Mensonges en politique : une fake news pour un royaume

Dans la nuit du 15 au 16 octobre 1959, François Mitterrand est victime d’un attentat... dans lequel son rôle est remis en question © AFP via Getty Images
Alice Kriescher Journaliste

Ce dimanche à 21h05 sur France 5, avec le documentaire «Mensonges en politique», Patrick Cohen décortique les plus grands mensonges politiques de notre histoire, en compagnie de protagonistes qui ont vécu ces situations de l’intérieur.
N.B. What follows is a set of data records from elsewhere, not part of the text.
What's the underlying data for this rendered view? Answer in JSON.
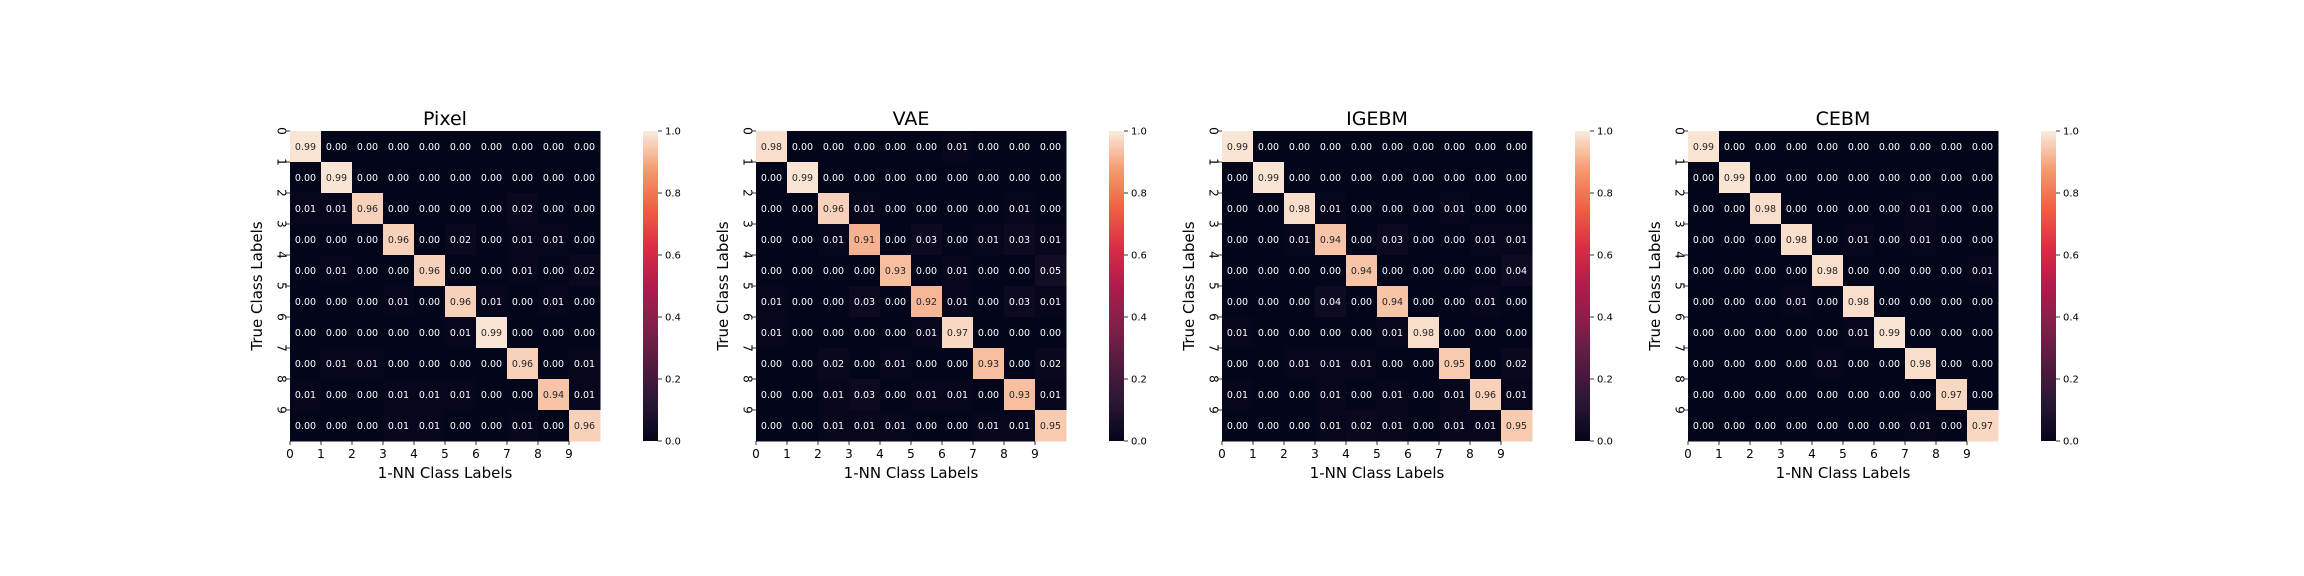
{
  "colorbar": {
    "ticks": [
      "0.0",
      "0.2",
      "0.4",
      "0.6",
      "0.8",
      "1.0"
    ]
  },
  "chart_data": [
    {
      "type": "heatmap",
      "title": "Pixel",
      "xlabel": "1-NN Class Labels",
      "ylabel": "True Class Labels",
      "x_ticks": [
        "0",
        "1",
        "2",
        "3",
        "4",
        "5",
        "6",
        "7",
        "8",
        "9"
      ],
      "y_ticks": [
        "0",
        "1",
        "2",
        "3",
        "4",
        "5",
        "6",
        "7",
        "8",
        "9"
      ],
      "vmin": 0,
      "vmax": 1,
      "values": [
        [
          0.99,
          0.0,
          0.0,
          0.0,
          0.0,
          0.0,
          0.0,
          0.0,
          0.0,
          0.0
        ],
        [
          0.0,
          0.99,
          0.0,
          0.0,
          0.0,
          0.0,
          0.0,
          0.0,
          0.0,
          0.0
        ],
        [
          0.01,
          0.01,
          0.96,
          0.0,
          0.0,
          0.0,
          0.0,
          0.02,
          0.0,
          0.0
        ],
        [
          0.0,
          0.0,
          0.0,
          0.96,
          0.0,
          0.02,
          0.0,
          0.01,
          0.01,
          0.0
        ],
        [
          0.0,
          0.01,
          0.0,
          0.0,
          0.96,
          0.0,
          0.0,
          0.01,
          0.0,
          0.02
        ],
        [
          0.0,
          0.0,
          0.0,
          0.01,
          0.0,
          0.96,
          0.01,
          0.0,
          0.01,
          0.0
        ],
        [
          0.0,
          0.0,
          0.0,
          0.0,
          0.0,
          0.01,
          0.99,
          0.0,
          0.0,
          0.0
        ],
        [
          0.0,
          0.01,
          0.01,
          0.0,
          0.0,
          0.0,
          0.0,
          0.96,
          0.0,
          0.01
        ],
        [
          0.01,
          0.0,
          0.0,
          0.01,
          0.01,
          0.01,
          0.0,
          0.0,
          0.94,
          0.01
        ],
        [
          0.0,
          0.0,
          0.0,
          0.01,
          0.01,
          0.0,
          0.0,
          0.01,
          0.0,
          0.96
        ]
      ]
    },
    {
      "type": "heatmap",
      "title": "VAE",
      "xlabel": "1-NN Class Labels",
      "ylabel": "True Class Labels",
      "x_ticks": [
        "0",
        "1",
        "2",
        "3",
        "4",
        "5",
        "6",
        "7",
        "8",
        "9"
      ],
      "y_ticks": [
        "0",
        "1",
        "2",
        "3",
        "4",
        "5",
        "6",
        "7",
        "8",
        "9"
      ],
      "vmin": 0,
      "vmax": 1,
      "values": [
        [
          0.98,
          0.0,
          0.0,
          0.0,
          0.0,
          0.0,
          0.01,
          0.0,
          0.0,
          0.0
        ],
        [
          0.0,
          0.99,
          0.0,
          0.0,
          0.0,
          0.0,
          0.0,
          0.0,
          0.0,
          0.0
        ],
        [
          0.0,
          0.0,
          0.96,
          0.01,
          0.0,
          0.0,
          0.0,
          0.0,
          0.01,
          0.0
        ],
        [
          0.0,
          0.0,
          0.01,
          0.91,
          0.0,
          0.03,
          0.0,
          0.01,
          0.03,
          0.01
        ],
        [
          0.0,
          0.0,
          0.0,
          0.0,
          0.93,
          0.0,
          0.01,
          0.0,
          0.0,
          0.05
        ],
        [
          0.01,
          0.0,
          0.0,
          0.03,
          0.0,
          0.92,
          0.01,
          0.0,
          0.03,
          0.01
        ],
        [
          0.01,
          0.0,
          0.0,
          0.0,
          0.0,
          0.01,
          0.97,
          0.0,
          0.0,
          0.0
        ],
        [
          0.0,
          0.0,
          0.02,
          0.0,
          0.01,
          0.0,
          0.0,
          0.93,
          0.0,
          0.02
        ],
        [
          0.0,
          0.0,
          0.01,
          0.03,
          0.0,
          0.01,
          0.01,
          0.0,
          0.93,
          0.01
        ],
        [
          0.0,
          0.0,
          0.01,
          0.01,
          0.01,
          0.0,
          0.0,
          0.01,
          0.01,
          0.95
        ]
      ]
    },
    {
      "type": "heatmap",
      "title": "IGEBM",
      "xlabel": "1-NN Class Labels",
      "ylabel": "True Class Labels",
      "x_ticks": [
        "0",
        "1",
        "2",
        "3",
        "4",
        "5",
        "6",
        "7",
        "8",
        "9"
      ],
      "y_ticks": [
        "0",
        "1",
        "2",
        "3",
        "4",
        "5",
        "6",
        "7",
        "8",
        "9"
      ],
      "vmin": 0,
      "vmax": 1,
      "values": [
        [
          0.99,
          0.0,
          0.0,
          0.0,
          0.0,
          0.0,
          0.0,
          0.0,
          0.0,
          0.0
        ],
        [
          0.0,
          0.99,
          0.0,
          0.0,
          0.0,
          0.0,
          0.0,
          0.0,
          0.0,
          0.0
        ],
        [
          0.0,
          0.0,
          0.98,
          0.01,
          0.0,
          0.0,
          0.0,
          0.01,
          0.0,
          0.0
        ],
        [
          0.0,
          0.0,
          0.01,
          0.94,
          0.0,
          0.03,
          0.0,
          0.0,
          0.01,
          0.01
        ],
        [
          0.0,
          0.0,
          0.0,
          0.0,
          0.94,
          0.0,
          0.0,
          0.0,
          0.0,
          0.04
        ],
        [
          0.0,
          0.0,
          0.0,
          0.04,
          0.0,
          0.94,
          0.0,
          0.0,
          0.01,
          0.0
        ],
        [
          0.01,
          0.0,
          0.0,
          0.0,
          0.0,
          0.01,
          0.98,
          0.0,
          0.0,
          0.0
        ],
        [
          0.0,
          0.0,
          0.01,
          0.01,
          0.01,
          0.0,
          0.0,
          0.95,
          0.0,
          0.02
        ],
        [
          0.01,
          0.0,
          0.0,
          0.01,
          0.0,
          0.01,
          0.0,
          0.01,
          0.96,
          0.01
        ],
        [
          0.0,
          0.0,
          0.0,
          0.01,
          0.02,
          0.01,
          0.0,
          0.01,
          0.01,
          0.95
        ]
      ]
    },
    {
      "type": "heatmap",
      "title": "CEBM",
      "xlabel": "1-NN Class Labels",
      "ylabel": "True Class Labels",
      "x_ticks": [
        "0",
        "1",
        "2",
        "3",
        "4",
        "5",
        "6",
        "7",
        "8",
        "9"
      ],
      "y_ticks": [
        "0",
        "1",
        "2",
        "3",
        "4",
        "5",
        "6",
        "7",
        "8",
        "9"
      ],
      "vmin": 0,
      "vmax": 1,
      "values": [
        [
          0.99,
          0.0,
          0.0,
          0.0,
          0.0,
          0.0,
          0.0,
          0.0,
          0.0,
          0.0
        ],
        [
          0.0,
          0.99,
          0.0,
          0.0,
          0.0,
          0.0,
          0.0,
          0.0,
          0.0,
          0.0
        ],
        [
          0.0,
          0.0,
          0.98,
          0.0,
          0.0,
          0.0,
          0.0,
          0.01,
          0.0,
          0.0
        ],
        [
          0.0,
          0.0,
          0.0,
          0.98,
          0.0,
          0.01,
          0.0,
          0.01,
          0.0,
          0.0
        ],
        [
          0.0,
          0.0,
          0.0,
          0.0,
          0.98,
          0.0,
          0.0,
          0.0,
          0.0,
          0.01
        ],
        [
          0.0,
          0.0,
          0.0,
          0.01,
          0.0,
          0.98,
          0.0,
          0.0,
          0.0,
          0.0
        ],
        [
          0.0,
          0.0,
          0.0,
          0.0,
          0.0,
          0.01,
          0.99,
          0.0,
          0.0,
          0.0
        ],
        [
          0.0,
          0.0,
          0.0,
          0.0,
          0.01,
          0.0,
          0.0,
          0.98,
          0.0,
          0.0
        ],
        [
          0.0,
          0.0,
          0.0,
          0.0,
          0.0,
          0.0,
          0.0,
          0.0,
          0.97,
          0.0
        ],
        [
          0.0,
          0.0,
          0.0,
          0.0,
          0.0,
          0.0,
          0.0,
          0.01,
          0.0,
          0.97
        ]
      ]
    }
  ]
}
On le sait depuis le plus jeune âge : mentir est un vilain défaut. Mais, lorsque l’on est un élu politique, dissimuler la vérité prend une autre dimension et peut faire vaciller une démocratie. Tour d’horizon de quelques-uns des mensonges marquants de notre histoire moderne.

Répétition générale

À la guerre, tous les coups sont permis ? En tout cas, pour la justifier, visiblement, oui ! Le 31 août 1939, un groupe de soldats, apparemment polonais, attaque l’émetteur radio de la petite ville allemande de Gliwice, tout près de la frontière entre les deux pays. Le jour suivant, dès 6 heures du matin, toutes les radios de Pologne l’annoncent : en guise de riposte après l’incident de Gliwice, l’armée allemande vient d’envahir le pays, plongeant, de ce fait, l’Europe dans la Seconde Guerre mondiale. En réalité, début août, l’agression a été entièrement orchestrée par Himmler afin de donner à Hitler un prétexte pour marcher sur la Pologne et plonger notre monde dans l’un de ses pires conflits.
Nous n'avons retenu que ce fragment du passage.